Founding members Mike Conant and Hal Phillips are pleased to have welcomed Tim Howie on pedal steel and Telecaster. He joined the band in April, when all musicians could do was practice. PFOM debuted the new three-piece lineup and its ever-evolving sound at a private party in Poland early in July.

That gig felt several worlds away from the dark, secluded months of March and April, when Conant and Phillips could do nothing but practice remotely via the online application Jamulus, a quite marvelous technology that allows musicians from the around the world to convene and play together via a specific, remote, third-party server. Conant and Phillips actually stretched the technology one step further, using Jamulus to access each other’s Internet servers directly.

“For the host, the delay was negligible because the server is right there next to him,” Conant explained. “For the visitor, there was a latency of 40-60 milliseconds, which can feel like quite a lot. Try playing in a field with someone standing 25 feet away. But like anything else, you can account for that delay with practice. And if the connection is good, it starts to feel quite natural.

“One thing’s for certain: It was great practice for us — especially all our close-harmony singing. After doing that remotely, singing together in the same room is a great luxury. It also sounds great because to us, it feels almost effortless.”

Conant has continued to play via Jamulus with dozens of strangers spanning the globe. He and Howie were no strangers, however. For several years they have played together as contributors to the free-form, practice-averse jammers known especially to Grateful Dead mavens across southern Maine as the Kennebunk River Band.

“Acquiring the twang of pedal steel has always been part of the plan for Pocket Full of Mumbles,” Phillips says, “mainly on account of all the Son Volt and Jackson Browne tunes we do. And those tunes really sound great with Tim on board.

“What we hadn’t expected was just how great the pedal sounds — along with his occasionally ripping electric guitar — on the Simon & Garfunkel songs we play, and our originals. A classic folky tune like Wednesday Morning 3 a.m. is completely transformed. I don’t think it’s a stretch to say Tim has totally changed the sound of PFOM, for the better.”

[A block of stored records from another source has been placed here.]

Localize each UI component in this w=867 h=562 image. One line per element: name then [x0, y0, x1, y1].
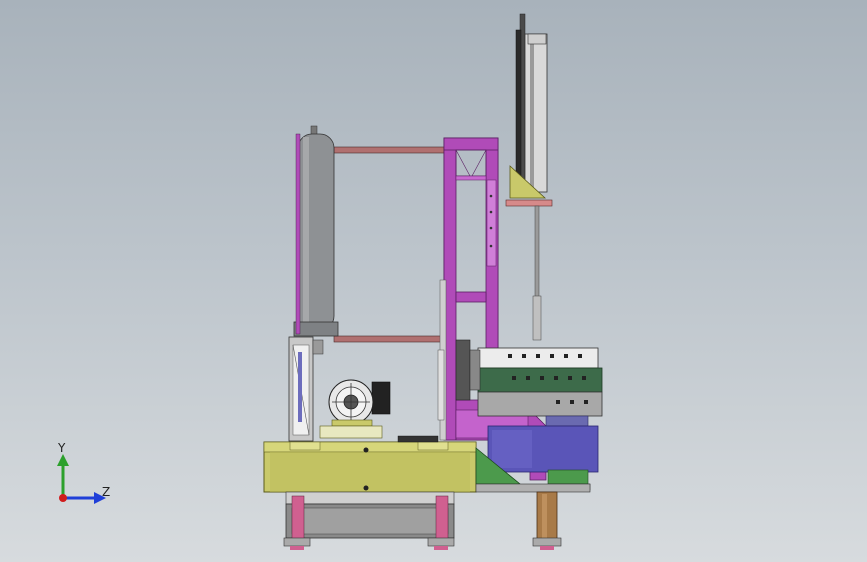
- machine-model[interactable]: [0, 0, 867, 562]
- vertical-cylinder[interactable]: [505, 13, 553, 341]
- z-axis-label: Z: [102, 485, 111, 499]
- y-axis-label: Y: [58, 441, 66, 455]
- connecting-rails: [333, 146, 445, 343]
- support-legs: [283, 491, 455, 550]
- motor[interactable]: [319, 379, 391, 439]
- gas-tank[interactable]: [293, 125, 339, 337]
- cad-viewport[interactable]: Y Z: [0, 0, 867, 562]
- output-shaft[interactable]: [532, 491, 562, 550]
- origin-dot: [59, 494, 67, 502]
- lower-bracket: [288, 336, 324, 442]
- y-axis-arrowhead: [57, 454, 69, 466]
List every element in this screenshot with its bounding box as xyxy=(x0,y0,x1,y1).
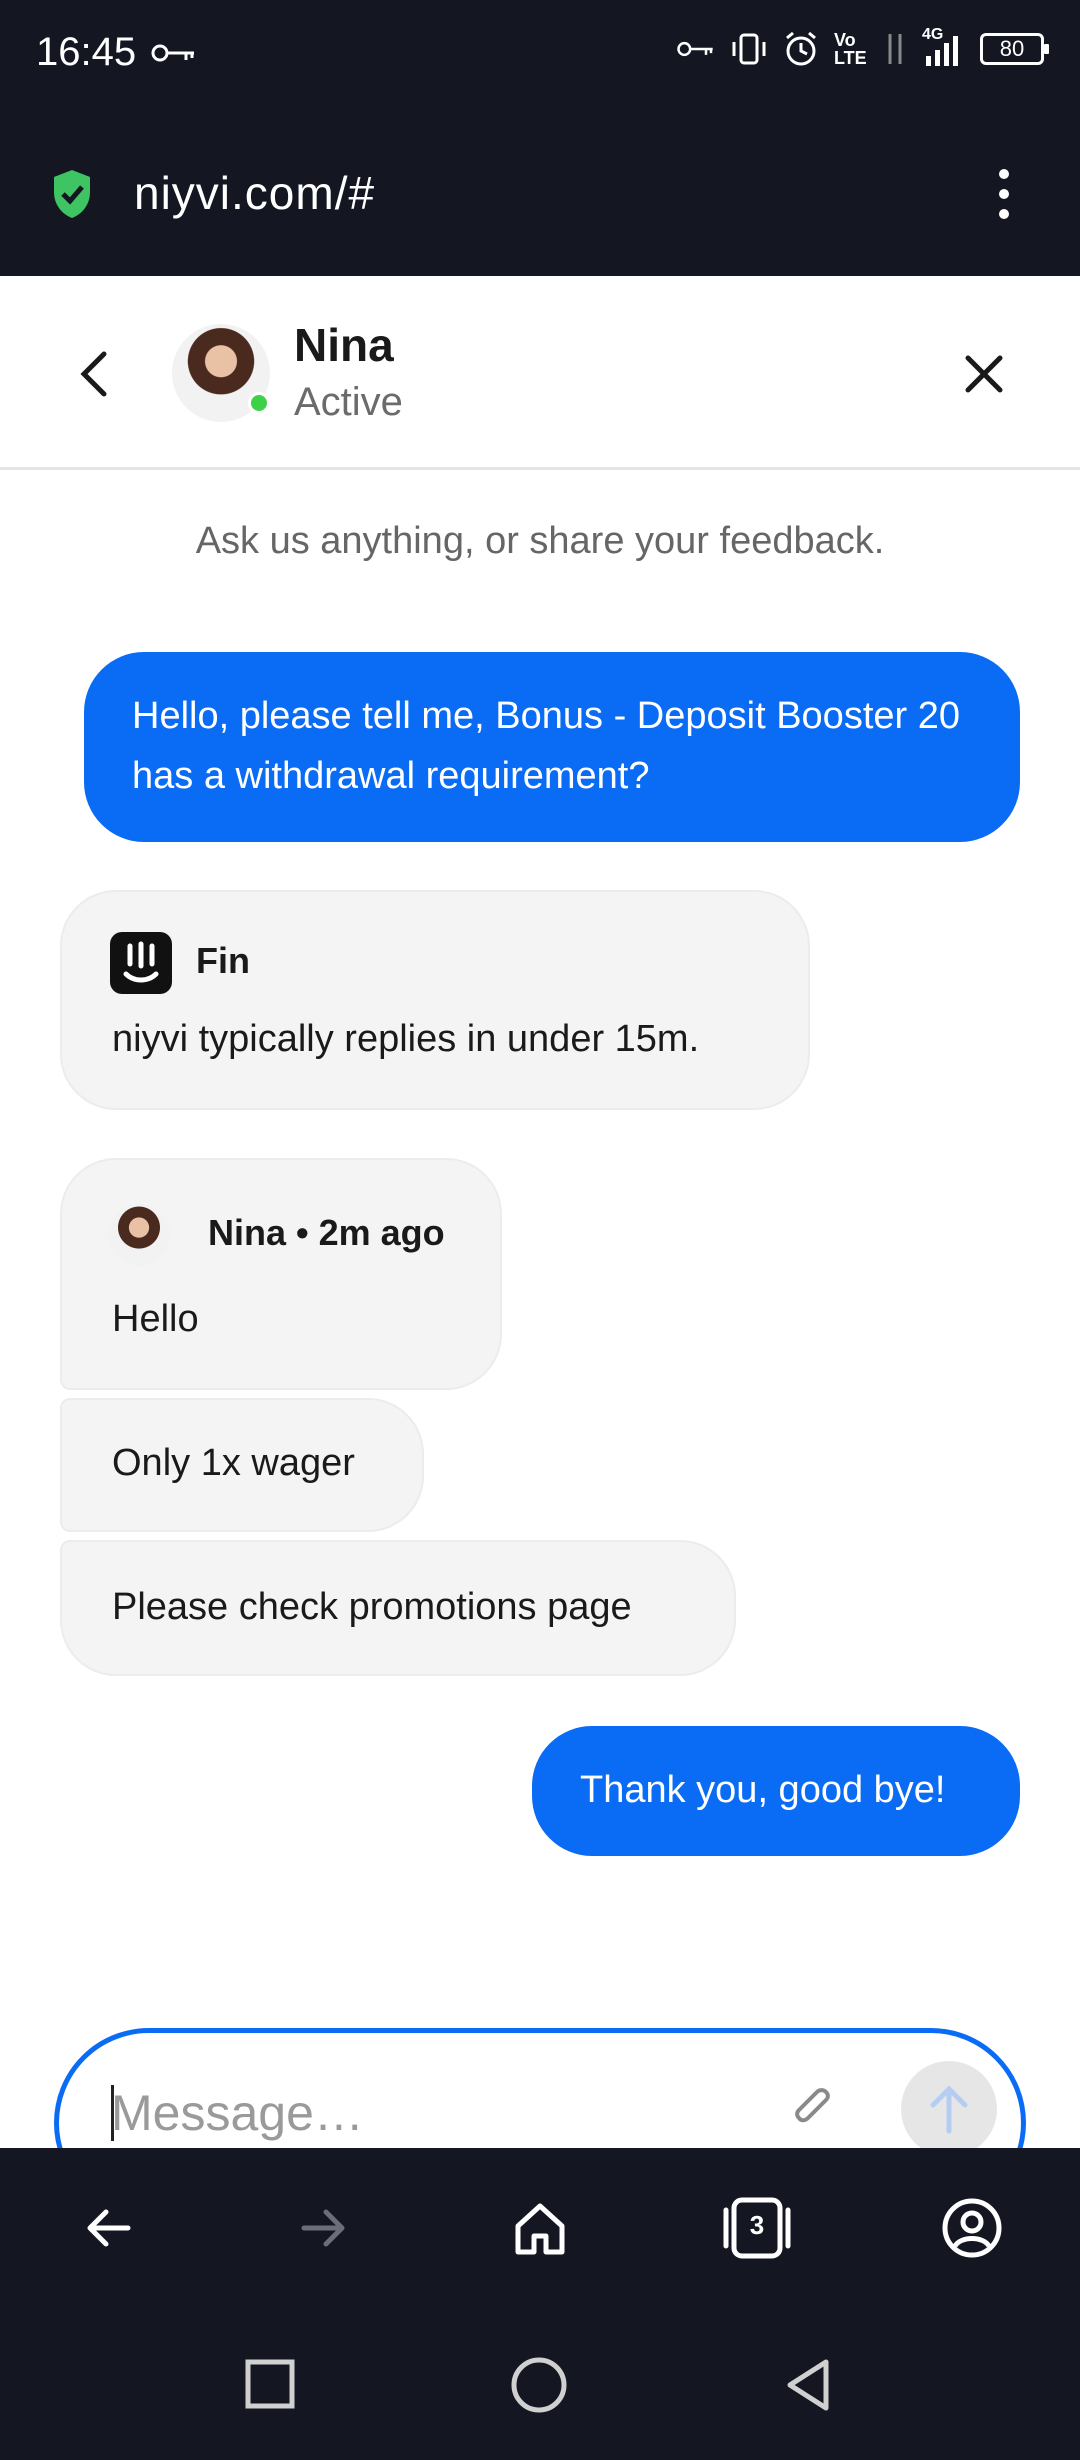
alarm-icon xyxy=(786,31,816,66)
agent-avatar xyxy=(172,324,270,422)
back-chevron-icon[interactable] xyxy=(74,348,114,400)
url-text[interactable]: niyvi.com/# xyxy=(134,166,375,220)
forward-arrow-icon[interactable] xyxy=(296,2200,352,2256)
agent-message: Please check promotions page xyxy=(60,1540,736,1676)
battery-level: 80 xyxy=(999,36,1025,61)
send-button[interactable] xyxy=(901,2061,997,2157)
browser-url-bar[interactable]: niyvi.com/# xyxy=(0,110,1080,276)
status-time: 16:45 xyxy=(36,30,137,74)
data-transfer-icon xyxy=(888,34,902,64)
home-circle-icon[interactable] xyxy=(510,2356,568,2414)
tabs-count: 3 xyxy=(749,2210,765,2240)
signal-icon: 4G xyxy=(922,26,966,68)
message-text: Hello, please tell me, Bonus - Deposit B… xyxy=(132,695,960,797)
message-text: Only 1x wager xyxy=(112,1442,355,1484)
system-navigation-bar xyxy=(0,2308,1080,2460)
agent-message: Nina • 2m ago Hello xyxy=(60,1158,502,1390)
user-message: Hello, please tell me, Bonus - Deposit B… xyxy=(84,652,1020,842)
account-icon[interactable] xyxy=(940,2196,1004,2260)
sender-name: Nina • 2m ago xyxy=(208,1212,445,1253)
intro-text: Ask us anything, or share your feedback. xyxy=(195,520,885,562)
user-message: Thank you, good bye! xyxy=(532,1726,1020,1856)
text-caret xyxy=(111,2085,114,2141)
agent-name: Nina xyxy=(294,319,394,371)
message-text: niyvi typically replies in under 15m. xyxy=(112,1018,700,1060)
message-text: Please check promotions page xyxy=(112,1586,632,1628)
tabs-button[interactable]: 3 xyxy=(720,2194,794,2262)
battery-icon: 80 xyxy=(980,33,1049,65)
bot-message: Fin niyvi typically replies in under 15m… xyxy=(60,890,810,1110)
status-icons: Vo LTE 4G 80 xyxy=(676,26,1049,68)
vpn-key-icon xyxy=(151,44,194,62)
arrow-up-icon xyxy=(930,2085,968,2134)
agent-status: Active xyxy=(294,380,403,424)
back-arrow-icon[interactable] xyxy=(80,2200,136,2256)
browser-toolbar: 3 xyxy=(0,2148,1080,2308)
message-input[interactable] xyxy=(111,2073,791,2153)
close-icon[interactable] xyxy=(960,350,1008,398)
secure-shield-icon xyxy=(54,170,90,218)
volte-icon: Vo LTE xyxy=(834,30,867,68)
agent-message: Only 1x wager xyxy=(60,1398,424,1532)
chat-header: Nina Active xyxy=(0,276,1080,470)
status-bar: 16:45 Vo LTE 4G 80 xyxy=(0,0,1080,110)
fin-logo-icon xyxy=(110,932,172,994)
agent-small-avatar xyxy=(108,1204,170,1266)
vibrate-icon xyxy=(732,33,766,65)
vpn-key-icon xyxy=(677,41,713,57)
more-vertical-icon[interactable] xyxy=(994,166,1014,222)
message-text: Thank you, good bye! xyxy=(580,1769,946,1811)
online-status-dot xyxy=(248,392,270,414)
attachment-icon[interactable] xyxy=(789,2085,839,2135)
sender-name: Fin xyxy=(196,940,250,981)
recents-square-icon[interactable] xyxy=(244,2358,296,2410)
message-text: Hello xyxy=(112,1298,199,1340)
back-triangle-icon[interactable] xyxy=(782,2356,834,2414)
home-icon[interactable] xyxy=(510,2198,570,2258)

Howie is a multi-instrumentalist from way back, having played trumpet, drums and guitar with a succession of “rock ‘n roll bands” while still in his teens.

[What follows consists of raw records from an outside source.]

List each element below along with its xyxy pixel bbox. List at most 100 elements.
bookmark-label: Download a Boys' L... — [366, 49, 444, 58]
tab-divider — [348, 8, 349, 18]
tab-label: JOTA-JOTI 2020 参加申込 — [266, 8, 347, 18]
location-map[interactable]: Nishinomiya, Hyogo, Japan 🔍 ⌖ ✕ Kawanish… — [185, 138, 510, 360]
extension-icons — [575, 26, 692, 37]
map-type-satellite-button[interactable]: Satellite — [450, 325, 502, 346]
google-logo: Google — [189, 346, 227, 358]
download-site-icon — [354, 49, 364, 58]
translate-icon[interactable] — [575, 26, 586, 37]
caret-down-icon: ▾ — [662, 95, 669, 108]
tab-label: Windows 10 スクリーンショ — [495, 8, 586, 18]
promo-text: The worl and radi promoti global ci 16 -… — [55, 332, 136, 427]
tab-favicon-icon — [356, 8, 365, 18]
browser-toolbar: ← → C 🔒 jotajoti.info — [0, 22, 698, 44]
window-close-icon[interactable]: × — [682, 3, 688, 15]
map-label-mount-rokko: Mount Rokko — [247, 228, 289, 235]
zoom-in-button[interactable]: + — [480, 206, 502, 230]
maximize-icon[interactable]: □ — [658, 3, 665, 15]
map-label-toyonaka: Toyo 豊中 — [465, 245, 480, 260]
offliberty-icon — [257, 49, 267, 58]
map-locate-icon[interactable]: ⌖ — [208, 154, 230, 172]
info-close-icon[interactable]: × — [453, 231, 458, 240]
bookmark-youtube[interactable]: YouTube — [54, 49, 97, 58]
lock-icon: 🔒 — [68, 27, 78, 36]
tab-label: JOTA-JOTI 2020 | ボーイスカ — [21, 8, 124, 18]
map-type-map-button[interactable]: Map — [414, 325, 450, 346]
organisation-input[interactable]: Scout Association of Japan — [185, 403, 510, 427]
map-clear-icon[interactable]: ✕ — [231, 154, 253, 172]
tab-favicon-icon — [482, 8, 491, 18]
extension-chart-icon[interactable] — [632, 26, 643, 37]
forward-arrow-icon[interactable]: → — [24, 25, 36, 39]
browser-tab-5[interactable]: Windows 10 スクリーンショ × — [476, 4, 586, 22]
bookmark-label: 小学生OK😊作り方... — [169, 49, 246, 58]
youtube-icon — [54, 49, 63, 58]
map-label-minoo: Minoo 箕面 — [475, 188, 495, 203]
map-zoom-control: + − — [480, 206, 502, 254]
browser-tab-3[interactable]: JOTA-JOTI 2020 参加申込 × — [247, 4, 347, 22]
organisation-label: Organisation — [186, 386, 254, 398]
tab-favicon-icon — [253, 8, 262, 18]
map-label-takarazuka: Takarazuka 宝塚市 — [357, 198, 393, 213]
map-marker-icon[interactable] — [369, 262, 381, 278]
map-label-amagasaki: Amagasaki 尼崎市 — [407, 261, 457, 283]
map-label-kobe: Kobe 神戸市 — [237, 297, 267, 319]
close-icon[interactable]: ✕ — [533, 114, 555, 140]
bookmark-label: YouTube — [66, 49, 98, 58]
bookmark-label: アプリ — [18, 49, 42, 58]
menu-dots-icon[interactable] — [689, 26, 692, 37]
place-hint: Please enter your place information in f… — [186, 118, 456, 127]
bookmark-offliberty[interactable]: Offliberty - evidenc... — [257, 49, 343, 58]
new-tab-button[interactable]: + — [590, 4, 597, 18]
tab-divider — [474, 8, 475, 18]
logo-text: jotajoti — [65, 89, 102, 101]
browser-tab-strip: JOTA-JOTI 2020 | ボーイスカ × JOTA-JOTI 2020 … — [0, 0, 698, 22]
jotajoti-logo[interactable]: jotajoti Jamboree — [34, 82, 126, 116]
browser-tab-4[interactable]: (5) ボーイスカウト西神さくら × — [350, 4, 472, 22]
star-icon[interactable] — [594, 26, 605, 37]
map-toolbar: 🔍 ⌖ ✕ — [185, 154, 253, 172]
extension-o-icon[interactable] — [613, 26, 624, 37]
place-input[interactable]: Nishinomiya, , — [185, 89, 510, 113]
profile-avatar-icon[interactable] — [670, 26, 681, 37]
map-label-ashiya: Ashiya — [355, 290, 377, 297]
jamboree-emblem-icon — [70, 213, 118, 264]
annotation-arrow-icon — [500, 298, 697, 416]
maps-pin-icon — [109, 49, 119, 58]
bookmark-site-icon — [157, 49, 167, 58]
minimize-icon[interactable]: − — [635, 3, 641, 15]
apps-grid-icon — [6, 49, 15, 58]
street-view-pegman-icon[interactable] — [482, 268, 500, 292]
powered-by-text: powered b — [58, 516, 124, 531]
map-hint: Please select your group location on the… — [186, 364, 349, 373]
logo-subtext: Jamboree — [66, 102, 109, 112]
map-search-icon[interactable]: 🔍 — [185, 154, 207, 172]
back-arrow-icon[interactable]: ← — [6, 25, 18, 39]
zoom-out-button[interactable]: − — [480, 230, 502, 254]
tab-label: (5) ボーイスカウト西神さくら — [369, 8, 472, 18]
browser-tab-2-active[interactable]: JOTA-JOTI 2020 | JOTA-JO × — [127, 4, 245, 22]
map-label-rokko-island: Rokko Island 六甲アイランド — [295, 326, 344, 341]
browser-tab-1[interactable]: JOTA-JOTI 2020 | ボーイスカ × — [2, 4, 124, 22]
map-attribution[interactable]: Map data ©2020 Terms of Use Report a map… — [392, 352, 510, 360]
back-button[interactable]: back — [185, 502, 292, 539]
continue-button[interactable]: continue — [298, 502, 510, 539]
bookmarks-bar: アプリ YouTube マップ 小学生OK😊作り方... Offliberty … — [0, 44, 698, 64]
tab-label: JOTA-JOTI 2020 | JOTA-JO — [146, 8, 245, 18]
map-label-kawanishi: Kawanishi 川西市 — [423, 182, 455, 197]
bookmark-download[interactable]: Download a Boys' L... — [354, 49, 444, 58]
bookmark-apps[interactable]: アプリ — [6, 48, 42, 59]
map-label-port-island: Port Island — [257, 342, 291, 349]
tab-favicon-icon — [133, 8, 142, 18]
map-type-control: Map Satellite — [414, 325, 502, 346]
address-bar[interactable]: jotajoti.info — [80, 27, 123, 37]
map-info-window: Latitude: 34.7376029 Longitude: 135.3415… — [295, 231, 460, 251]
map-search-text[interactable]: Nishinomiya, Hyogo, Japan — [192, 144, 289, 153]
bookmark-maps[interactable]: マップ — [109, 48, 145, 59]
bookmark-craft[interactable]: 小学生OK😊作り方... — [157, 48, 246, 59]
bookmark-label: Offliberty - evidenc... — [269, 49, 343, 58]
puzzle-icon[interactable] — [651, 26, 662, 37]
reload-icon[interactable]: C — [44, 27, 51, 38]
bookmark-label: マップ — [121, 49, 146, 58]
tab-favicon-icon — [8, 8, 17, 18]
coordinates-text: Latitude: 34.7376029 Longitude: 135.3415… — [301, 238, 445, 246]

“I picked up the banjo when I was in Texas, playing with a country band,” says Howie, who, in addition to playing with Kennebunk River Band, did a recent stint playing with Maine’s own Rock Bottom Band. “But when I was relocated to northern Maine, in 1984, that’s when I picked up pedal steel guitar and played with different bands in Aroostook County. I’ve stuck with guitar and pedal ever since, when my family relocated to the central Missouri area, and after we returned here to southern Maine.”